Our Big Trip Across the Western US - September 2015
Today was another travel day that began at about 8:00 AM with warmer start, although just 70 degrees we saw a high of 98 degrees later in the day. Our trip was uneventful until we decided to stop at the Chickasaw Cultural Center near Sulphur, Oklahoma. We first stopped at their welcome center right off I35 south and learned that we needed to drive 9 miles to the center.
We drove east through Davis and then to Sulphur where we turned, as directed, towards the cultural center. It seemed like a very long drive and we finally ran out of road in a turnaround near a large man-made lake, Lake of the Arbuckles. We asked a lake visitor nearby and he told us we had passed it, so we headed back the way we came. We finally found it near where we had turned down the road. The gates were beautiful white brick and looked more like a country club or gated community entrance than what we had expected.
The cultural center is a wonderful place to display the history of the Chickasaw Nation. The history of this group of Native Americans included their forced move from their lands east of the Mississippi to Oklahoma after the Indian Removal Act of 1830 was passed by congress. In their home in the southeastern US they used dugout canoes and traveled, fished, and hunted on the lakes and rivers. This center focuses a great deal of attention on the dugout and the canoe below is a very old genuine dugout that was produced using stone tools and controlled burning.
The grounds of the center are beautiful with paved walkways; golf cart transportation for those needing a ride around, and the pond features a beautiful fountain.
The walkway out to the center of the lake revealed that the pond not only represents the plants that are typical for the area but is stocked with fish. Sandy first noticed a turtle and within a minute there were a dozen turtles along with very large catfish and large sunfish. We purchased a handful of food for them and were entertained as the snapped up the food as fast as you could drop it on the surface of the pond.
We also found a very long walkway that led to an overlook of the Chickasaw village. This village would have been typical of the way the Chickasaw lived before they moved to Oklahoma. They used native plants to make their homes, palisades, and dugout canoes and their diet included fish and game as well as cultivated crops.

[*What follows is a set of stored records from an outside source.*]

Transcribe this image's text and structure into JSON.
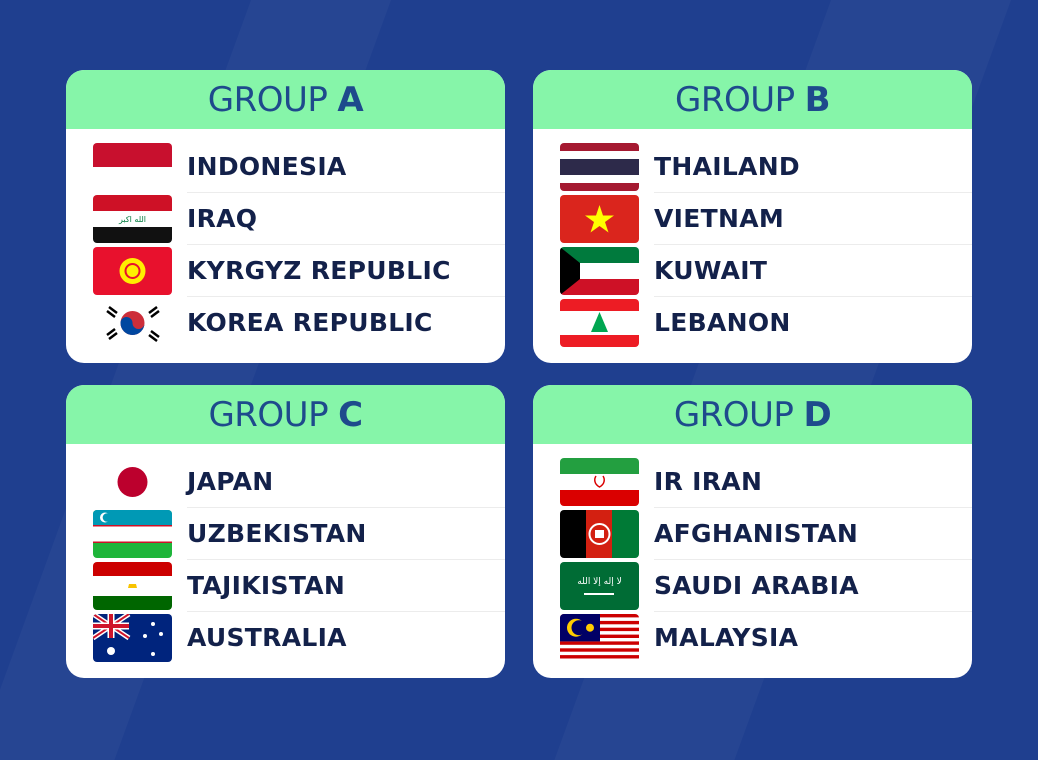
{
  "colors": {
    "background": "#1f3f8f",
    "header": "#86f5a9",
    "title": "#1e4a8c",
    "team_text": "#13214a"
  },
  "groups": [
    {
      "prefix": "GROUP",
      "letter": "A",
      "teams": [
        {
          "name": "INDONESIA",
          "flag": "indonesia-flag"
        },
        {
          "name": "IRAQ",
          "flag": "iraq-flag"
        },
        {
          "name": "KYRGYZ REPUBLIC",
          "flag": "kyrgyzstan-flag"
        },
        {
          "name": "KOREA REPUBLIC",
          "flag": "korea-flag"
        }
      ]
    },
    {
      "prefix": "GROUP",
      "letter": "B",
      "teams": [
        {
          "name": "THAILAND",
          "flag": "thailand-flag"
        },
        {
          "name": "VIETNAM",
          "flag": "vietnam-flag"
        },
        {
          "name": "KUWAIT",
          "flag": "kuwait-flag"
        },
        {
          "name": "LEBANON",
          "flag": "lebanon-flag"
        }
      ]
    },
    {
      "prefix": "GROUP",
      "letter": "C",
      "teams": [
        {
          "name": "JAPAN",
          "flag": "japan-flag"
        },
        {
          "name": "UZBEKISTAN",
          "flag": "uzbekistan-flag"
        },
        {
          "name": "TAJIKISTAN",
          "flag": "tajikistan-flag"
        },
        {
          "name": "AUSTRALIA",
          "flag": "australia-flag"
        }
      ]
    },
    {
      "prefix": "GROUP",
      "letter": "D",
      "teams": [
        {
          "name": "IR IRAN",
          "flag": "iran-flag"
        },
        {
          "name": "AFGHANISTAN",
          "flag": "afghanistan-flag"
        },
        {
          "name": "SAUDI ARABIA",
          "flag": "saudi-arabia-flag"
        },
        {
          "name": "MALAYSIA",
          "flag": "malaysia-flag"
        }
      ]
    }
  ]
}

We retraced out path back to I35 when we finished at the center and drove the rest of the way to Hurst Texas. We learned very quickly that “Express Lanes” means “NO EXIT” as we got off on them and ended up 8 miles out of our way. After correcting our mistake we did find out hotel and after checking in we drove to Mary Ross’s home and had a great meal and lots of conversation. We will be with her again tomorrow and are sure we will find plenty of topics yet to be discussed. Our final photo is an oil well pump that started dotting the landscape as soon as we entered Oklahoma and this one was near the Chickasaw Cultural Center.